Cette exigence de sollicitude pastorale est encore plus nécessaire dans les cas où c’est un profès temporaire ou même un profès solennel qui passe à travers une crise vocationnelle. Il faut s’avoir l’accompagner pastoralement dans ce discernement – en espérant qu’il accepte cet accompagnement. Et si le discernement conduit à la décision de partir, il faut faire tout pour que ce départ ne soit pas une expérience destructrice mais le passage positif à une autre étape de vie. Et, en beaucoup de cas, il sera utile de maintenir des liens même lorsque la nouvelle étape sera commencée.

 

Cette attention pastorale implique une certaine responsabilité matérielle. C’est l’objet du deuxième numéro de cette Constitution :

 

Ceux qui partent ou sont renvoyés ne peuvent rien réclamer du monastère pour les services qu'ils ont rendus. L'abbé cependant observe à leur égard les normes de l'équité et de la charité évangélique.
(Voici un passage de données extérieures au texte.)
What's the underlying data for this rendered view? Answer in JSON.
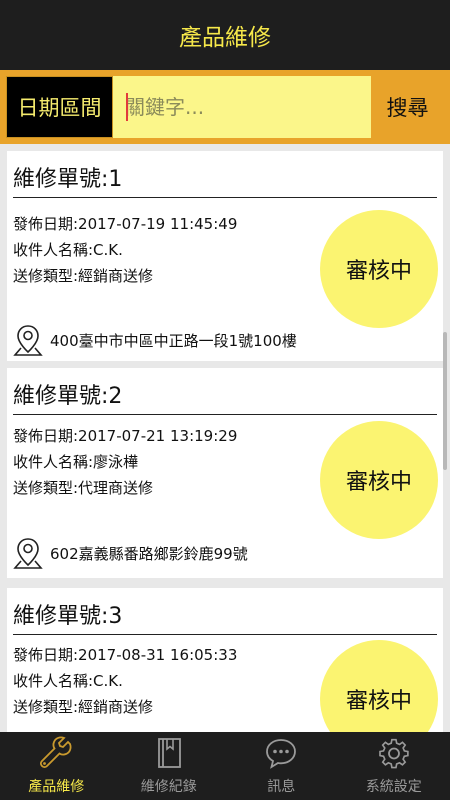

Les deux aspects sont aussi importants l’un que l’autre. La vie monastique est une vie de service commun. On ne peut réclamer de « droits » sur des services rendus. On ne peut pas dire : « la communauté me doit tant pour les services que j’ai rendus en tel ou tel domaine ».  Par ailleurs, la communauté ne peut oublier ses devoirs de charité et de justice à l’égard de celui qui part. Il ne s’agit pas de faire un calcul disant qu’on donnera « tant par années de service », mais de s’assurer que la personne qui part peut bien réintégrer la vie dans le monde. Tout dépendra de l’âge, de la formation reçue, des possibilités de poursuivre des études ou de trouver un emploi.

 

Comme il convient de respecter les exigences de la justice et donc du droit, un bref statut rappelle à l’abbé l’obligation de se tenir bien informé des lois sociales du pays :

ST 59.2.A

Pour assurer tant le bien de ceux qui partent ou sont renvoyés que celui de la communauté, l'abbé devra être bien informé des lois sociales en vigueur dans la contrée où se trouve le monastère.

Évidemment, dans une communauté, on désire qu’il n’y ait jamais de départ soit de postulants, soit de novices, et encore moins de profès. Mais, dans la vie concrète, cela arrive.  Je crois qu’on peut dire qu’un des indices de la qualité de la vie communautaire d’un groupe religieux réside dans la façon dont ces départs sont gérés et de la relation maintenue avec ces personnes après leur départ.